John Feehery: Speaking Engagements

Trump and the fall of Bush

Posted on February 24, 2016
Jeb_Bush_at_Southern_Republican_Leadership_Conference_May_2015_by_Vadon_02

(Originally published in The Hill)

It was a long time coming, and then it came all of a sudden.

The prohibitive favorite to win the GOP nod has dropped out of the race for the White House, while the political novice has won his second primary in a row, in convincing fashion.

Sometimes you are the windshield and sometimes you are the bug.

Like a playground bully, Donald Trump smashed Jeb Bush right in the nose, and Bush never recovered.

Bush had assembled an impressive roster of political talent. Nobody famous in the political world would work for the real estate magnate.

Bush and his super-PAC raised more than $100 million for his campaign. Trump has raised little money outside his own contributions.

Bush and his high-priced talent spent his campaign money like drunken sailors, the bulk of it attacking his former friend and Florida colleague Marco Rubio.

Trump focused on Bush like a laser beam, calling him “low-energy,” making fun of his family’s efforts to help him, and basically calling Bush’s brother, the former president, a traitor. He used Bush’s campaign largesse against him, saying that he was bought and paid for by corporate interests.

Bush talked policy; Trump talked slogans.

Bush had The Plan, a campaign tome that detailed specifically how he would govern. He had plenty of really good ideas, about transforming entitlement programs, fixing the tax code, giving poor people a right to rise in our economy.

Trump promised to “Make America Great Again,” and then said he would build a wall on our southern border and make the Mexican government pay for it. He’s offered no real policies and has no coherent plans. He doesn’t even have a policy staff. He makes it all up.

If you were to ask the average American what Bush meant by right to rise or what any of his detailed policy plans promised, they would look at you with a blank face. But they get Trump’s promise to make America great again. They want America to be great again. It works for them.

Bush governed as a true conservative and his campaign was based on those principles. Trump blows with the wind ideologically. He was a once a Democrat who gave plenty of money to Hillary Clinton.

Bush is pro-life to a fault (remember Terri Schiavo?). He is a fanatic about the Second Amendment and tweeted a picture of his new gun. He is a free-trader. He has a plan to cut taxes for everybody. He wants to do something about entitlement spending.

It’s unclear where Trump is exactly on abortion. The billionaire is protectionist. He offered a plan to raise taxes on some Wall Street traders. He wants to protect Social Security from any spending reductions.

Bush is a family man who has been married to the same woman for more than four decades. Trump’s version of family values is to have a bunch of them — he’s had three wives and he likes to brag about his affairs with married women.

Bush’s wife is an immigrant from Mexico, and he speaks fluent Spanish at home with her and his kids. Trump’s third wife is Slovenian and her English is halting at best; it is almost certain that Trump knows not a word of Slovenian.

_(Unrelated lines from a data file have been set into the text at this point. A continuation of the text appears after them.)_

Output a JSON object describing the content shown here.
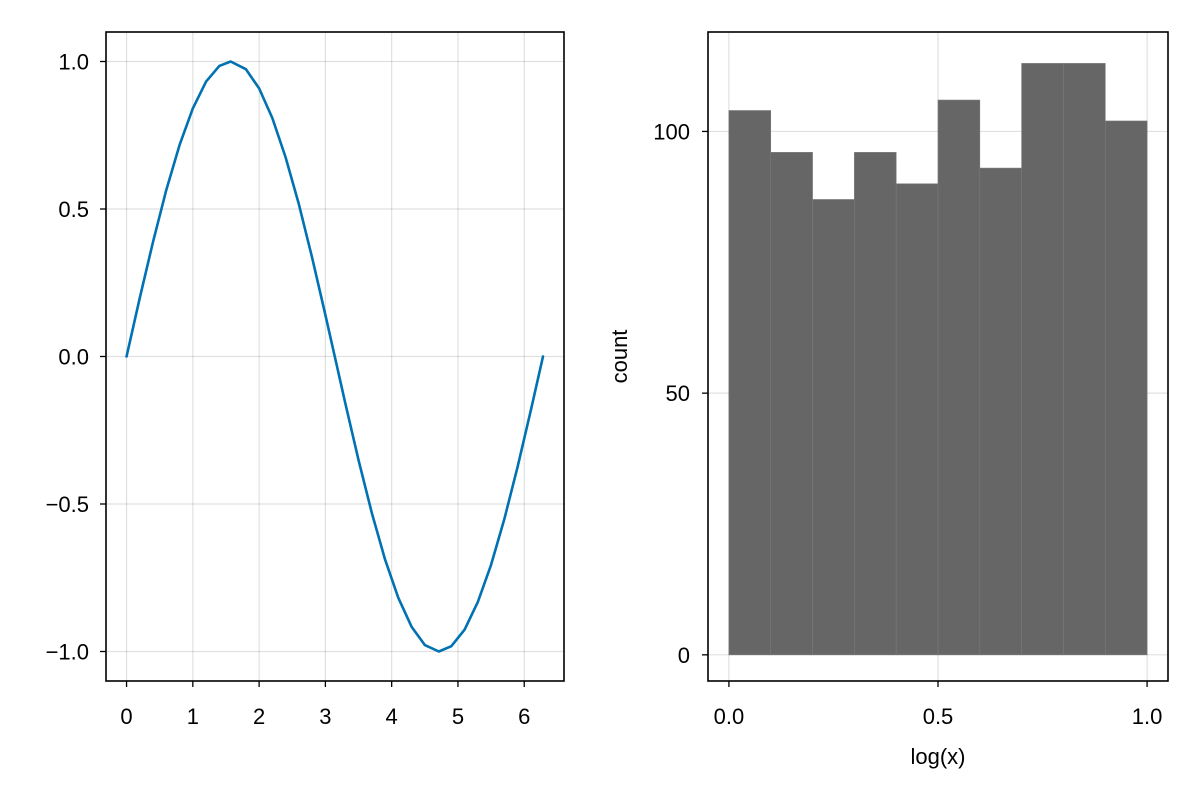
{
  "chart_data": [
    {
      "type": "line",
      "title": "",
      "xlabel": "",
      "ylabel": "",
      "xlim": [
        -0.31,
        6.6
      ],
      "ylim": [
        -1.1,
        1.1
      ],
      "x_ticks": [
        0,
        1,
        2,
        3,
        4,
        5,
        6
      ],
      "x_tick_labels": [
        "0",
        "1",
        "2",
        "3",
        "4",
        "5",
        "6"
      ],
      "y_ticks": [
        -1.0,
        -0.5,
        0.0,
        0.5,
        1.0
      ],
      "y_tick_labels": [
        "−1.0",
        "−0.5",
        "0.0",
        "0.5",
        "1.0"
      ],
      "grid": true,
      "series": [
        {
          "color": "#0072B2",
          "x": [
            0.0,
            0.2,
            0.4,
            0.6,
            0.8,
            1.0,
            1.2,
            1.4,
            1.5708,
            1.8,
            2.0,
            2.2,
            2.4,
            2.6,
            2.8,
            3.0,
            3.1416,
            3.3,
            3.5,
            3.7,
            3.9,
            4.1,
            4.3,
            4.5,
            4.7124,
            4.9,
            5.1,
            5.3,
            5.5,
            5.7,
            5.9,
            6.1,
            6.2832
          ],
          "y": [
            0.0,
            0.199,
            0.389,
            0.565,
            0.717,
            0.841,
            0.932,
            0.985,
            1.0,
            0.974,
            0.909,
            0.808,
            0.675,
            0.516,
            0.335,
            0.141,
            0.0,
            -0.158,
            -0.351,
            -0.53,
            -0.688,
            -0.818,
            -0.916,
            -0.978,
            -1.0,
            -0.982,
            -0.926,
            -0.832,
            -0.706,
            -0.551,
            -0.374,
            -0.182,
            0.0
          ]
        }
      ]
    },
    {
      "type": "bar",
      "title": "",
      "xlabel": "log(x)",
      "ylabel": "count",
      "xlim": [
        -0.05,
        1.05
      ],
      "ylim": [
        -5.0,
        119.0
      ],
      "x_ticks": [
        0.0,
        0.5,
        1.0
      ],
      "x_tick_labels": [
        "0.0",
        "0.5",
        "1.0"
      ],
      "y_ticks": [
        0,
        50,
        100
      ],
      "y_tick_labels": [
        "0",
        "50",
        "100"
      ],
      "grid": true,
      "bar_color": "#666666",
      "bin_edges": [
        0.0,
        0.1,
        0.2,
        0.3,
        0.4,
        0.5,
        0.6,
        0.7,
        0.8,
        0.9,
        1.0
      ],
      "values": [
        104,
        96,
        87,
        96,
        90,
        106,
        93,
        113,
        113,
        102
      ]
    }
  ]
}
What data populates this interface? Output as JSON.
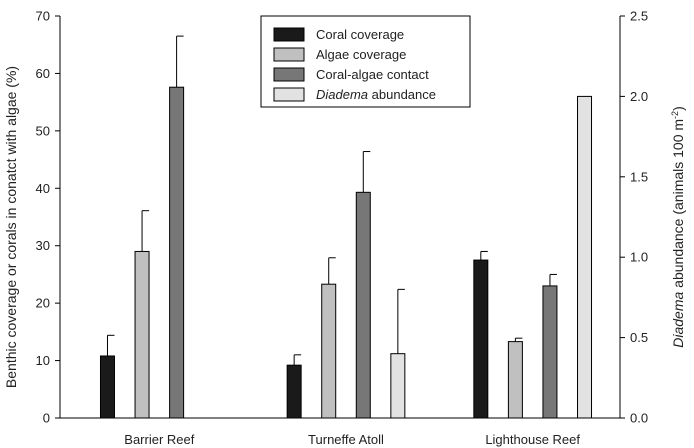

Bush understands the immigrant mindset and understands their vast contributions to our country. He based his campaign on the idea that he could win the general election because he could get a substantial number of votes from the newly arrived immigrant population.

Trump’s rhetoric has been virulently anti-immigrant. He has offended Mexicans and Muslims on purpose, because it makes sense in a GOP primary.

What makes sense in the primary, though, makes no sense in the general.

Trump’s a smart guy with no real principles. I wouldn’t be surprised if he changes his tune once he gets the nomination. If he gets the nomination.